Da un lato Recep Tayyip Erdogan annuncia un'operazione di terra in Siria, la terza dal 2016, «per distruggere i terroristi legati al Pkk con carri armati e soldati», dall'altro il Dipartimento di Stato americano stigmatizza queste azioni che destabilizzano la Siria e violano la sovranità dell'Irak. Ai bombardamenti lanciati dall'esercito turco nelle prime ore di domenica mattina sta seguendo una sollevazione geopolitica bipartisan, con Mosca che segue Washington nei richiami ad Ankara, non fosse altro perché la nuova escalation in Siria cade nel momento peggiore. Le forti tensioni nelle aree a cavallo tra Mediterraneo orientale, Medio Oriente caucasico e costone balcanico (Serbia-Kosovo) non si placano, contribuendo a creare un clima complicatissimo.
Da due giorni forti esplosioni sono state udite a Latakia e nelle città di Hama e Homs, con gli attacchi che hanno colpito obiettivi concentrati su Idlib vicino al confine turco e su alcune aree non controllate da Damasco: la motivazione ufficiale è che lì si anniderebbero gruppi islamisti della linea più dura. Ma gli attacchi non sarebbero stati precisi, colpendo soprattutto civili. La tesi di Ankara è che l'azione altro non è se non una rappresaglia dopo l'attacco terroristico del 13 novembre scorso nel cuore di Istanbul, di cui le autorità turche si sono affrettate ad attribuire la paternità al Partito dei lavoratori del Kurdistan (Pkk). Ma secondo i curdi siriani (Ypg) l'attentato di Istanbul è stato organizzato dalle stesse autorità turche, sulla scia del golpe farlocco di sei anni fa, per cui Erdogan accusò il predicatore confinato negli Usa, Fetullah Gulen.

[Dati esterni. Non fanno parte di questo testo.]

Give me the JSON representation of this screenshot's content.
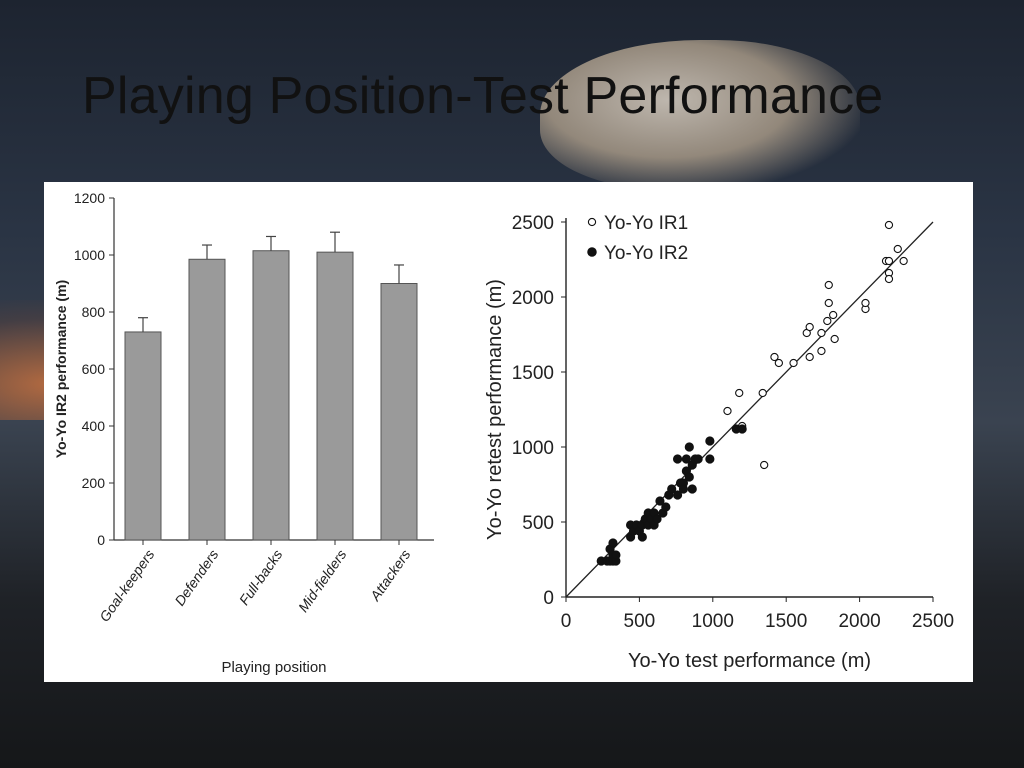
{
  "slide": {
    "title": "Playing Position-Test Performance"
  },
  "chart_data": [
    {
      "type": "bar",
      "xlabel": "Playing position",
      "ylabel": "Yo-Yo IR2 performance (m)",
      "categories": [
        "Goal-keepers",
        "Defenders",
        "Full-backs",
        "Mid-fielders",
        "Attackers"
      ],
      "values": [
        730,
        985,
        1015,
        1010,
        900
      ],
      "errors": [
        50,
        50,
        50,
        70,
        65
      ],
      "ylim": [
        0,
        1200
      ],
      "yticks": [
        0,
        200,
        400,
        600,
        800,
        1000,
        1200
      ],
      "bar_color": "#9a9a9a"
    },
    {
      "type": "scatter",
      "xlabel": "Yo-Yo test performance (m)",
      "ylabel": "Yo-Yo retest performance (m)",
      "xlim": [
        0,
        2500
      ],
      "ylim": [
        0,
        2500
      ],
      "xticks": [
        0,
        500,
        1000,
        1500,
        2000,
        2500
      ],
      "yticks": [
        0,
        500,
        1000,
        1500,
        2000,
        2500
      ],
      "legend_position": "top-left",
      "series": [
        {
          "name": "Yo-Yo IR1",
          "marker": "open-circle",
          "points": [
            [
              1100,
              1240
            ],
            [
              1180,
              1360
            ],
            [
              1340,
              1360
            ],
            [
              1350,
              880
            ],
            [
              1420,
              1600
            ],
            [
              1450,
              1560
            ],
            [
              1550,
              1560
            ],
            [
              1640,
              1760
            ],
            [
              1660,
              1800
            ],
            [
              1660,
              1600
            ],
            [
              1740,
              1640
            ],
            [
              1740,
              1760
            ],
            [
              1780,
              1840
            ],
            [
              1790,
              1960
            ],
            [
              1790,
              2080
            ],
            [
              1820,
              1880
            ],
            [
              1830,
              1720
            ],
            [
              2040,
              1920
            ],
            [
              2040,
              1960
            ],
            [
              2180,
              2240
            ],
            [
              2200,
              2240
            ],
            [
              2200,
              2160
            ],
            [
              2200,
              2120
            ],
            [
              2200,
              2480
            ],
            [
              2260,
              2320
            ],
            [
              2300,
              2240
            ],
            [
              1200,
              1140
            ]
          ]
        },
        {
          "name": "Yo-Yo IR2",
          "marker": "filled-circle",
          "points": [
            [
              240,
              240
            ],
            [
              280,
              240
            ],
            [
              300,
              240
            ],
            [
              320,
              240
            ],
            [
              300,
              320
            ],
            [
              320,
              280
            ],
            [
              340,
              240
            ],
            [
              340,
              280
            ],
            [
              320,
              360
            ],
            [
              440,
              400
            ],
            [
              440,
              480
            ],
            [
              460,
              440
            ],
            [
              480,
              480
            ],
            [
              500,
              440
            ],
            [
              520,
              400
            ],
            [
              520,
              480
            ],
            [
              540,
              520
            ],
            [
              560,
              480
            ],
            [
              560,
              560
            ],
            [
              580,
              520
            ],
            [
              600,
              480
            ],
            [
              600,
              560
            ],
            [
              620,
              520
            ],
            [
              640,
              640
            ],
            [
              660,
              560
            ],
            [
              680,
              600
            ],
            [
              700,
              680
            ],
            [
              720,
              720
            ],
            [
              760,
              680
            ],
            [
              760,
              920
            ],
            [
              780,
              760
            ],
            [
              800,
              760
            ],
            [
              800,
              720
            ],
            [
              820,
              840
            ],
            [
              820,
              920
            ],
            [
              840,
              1000
            ],
            [
              840,
              800
            ],
            [
              860,
              720
            ],
            [
              860,
              880
            ],
            [
              880,
              920
            ],
            [
              900,
              920
            ],
            [
              980,
              920
            ],
            [
              980,
              1040
            ],
            [
              1160,
              1120
            ],
            [
              1200,
              1120
            ]
          ]
        }
      ],
      "reference_line": [
        [
          0,
          0
        ],
        [
          2500,
          2500
        ]
      ]
    }
  ]
}
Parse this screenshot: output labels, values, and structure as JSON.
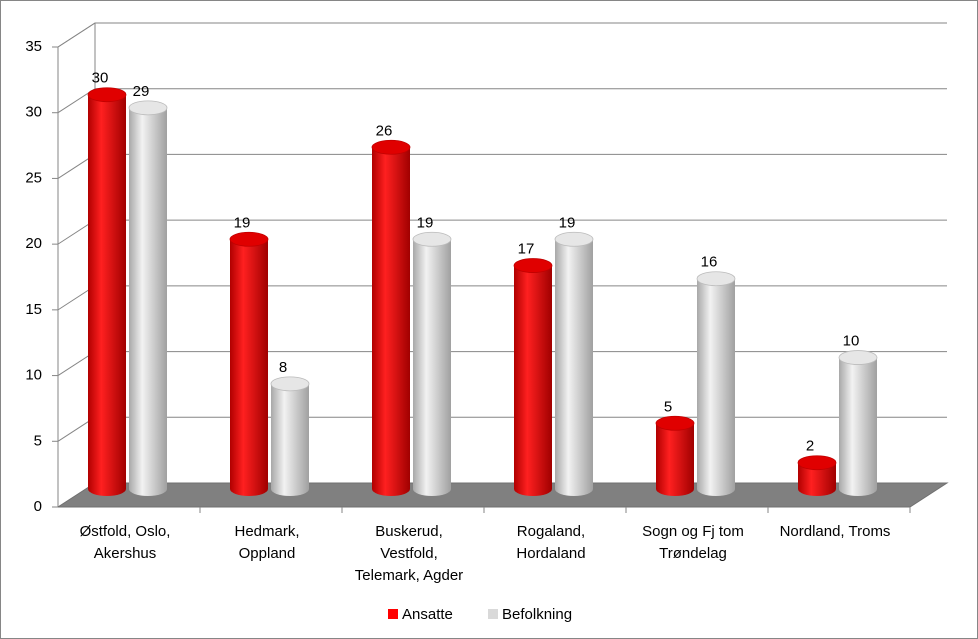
{
  "chart_data": {
    "type": "bar3d",
    "categories": [
      [
        "Østfold, Oslo,",
        "Akershus"
      ],
      [
        "Hedmark,",
        "Oppland"
      ],
      [
        "Buskerud,",
        "Vestfold,",
        "Telemark, Agder"
      ],
      [
        "Rogaland,",
        "Hordaland"
      ],
      [
        "Sogn og Fj tom",
        "Trøndelag"
      ],
      [
        "Nordland, Troms"
      ]
    ],
    "series": [
      {
        "name": "Ansatte",
        "color": "#ff0000",
        "values": [
          30,
          19,
          26,
          17,
          5,
          2
        ]
      },
      {
        "name": "Befolkning",
        "color": "#d9d9d9",
        "values": [
          29,
          8,
          19,
          19,
          16,
          10
        ]
      }
    ],
    "ylim": [
      0,
      35
    ],
    "yticks": [
      0,
      5,
      10,
      15,
      20,
      25,
      30,
      35
    ],
    "grid": true,
    "legend": "bottom"
  }
}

«Abbiamo dato la nostra risposta al vile attacco che è costato la vita a sei innocenti radendo al suolo gli obiettivi terroristici nel Nord dell'Irak e della Siria», ha detto il presidente durante una cerimonia pubblica ad Artvin, annunciando un'operazione di terra in Siria contro l'Ypg, con l'obiettivo non più velato di aprire un varco che colleghi Jarablus controllato dai turchi con la regione di Tel Abyad. Attaccata con droni anche una base nel Nord-Est della Siria.
L'operazione è stata denominata Claw-Sword e segue la strategia erdoganiana di avvicinamento alle elezioni presidenziali di giugno, quando il Sultano cercherà una conferma nelle urne nonostante un'inflazione all'80% e una condizione di generale indebolimento nonostante l'asse con Mosca sul grano e il continuo harakiri con Grecia e Nato. La mossa in Siria segue quella meno roboante, ma altrettanto inquietante, nell'Egeo dove l'esigenza turca di non restare fuori dalle nuove rotte del gas ha portato Erdogan sia a cementare l'alleanza marittima con la Libia, sia a proseguire nella corsa al riarmo per stare al passo di una Grecia rifornita da Usa e Francia. Atene dopo i caccia Rafale francesi e gli elicotteri Kiowa americani, è in attesa dei Black Hawk e in futuro anche di due F35: al contempo si sta dotando di piccoli droni per rintuzzare i motoscafi senza pilota che Ankara a messo a punto e già utilizza tanto nel Mar Nero quanto nel Mediterraneo orientale. Per tutta risposta il governo turco dopo il successo del drone Bayraktar TB2, prova a trasferire quella tecnologia su di un caccia vero e proprio pilotato da remoto, il Kizilelma.
Nel mentre, anche la Russia ha chiesto alla Turchia di esercitare «moderazione» e ha messo in guardia contro la destabilizzazione della Siria: «Comprendiamo e rispettiamo le preoccupazioni della Turchia riguardo
alla propria sicurezza. Riteniamo che questo sia un diritto legale della Turchia», ha commentato il portavoce del Cremlino Dmitry Peskov, aggiungendo che potrebbe fare da boomerang e complicare ulteriormente la situazione.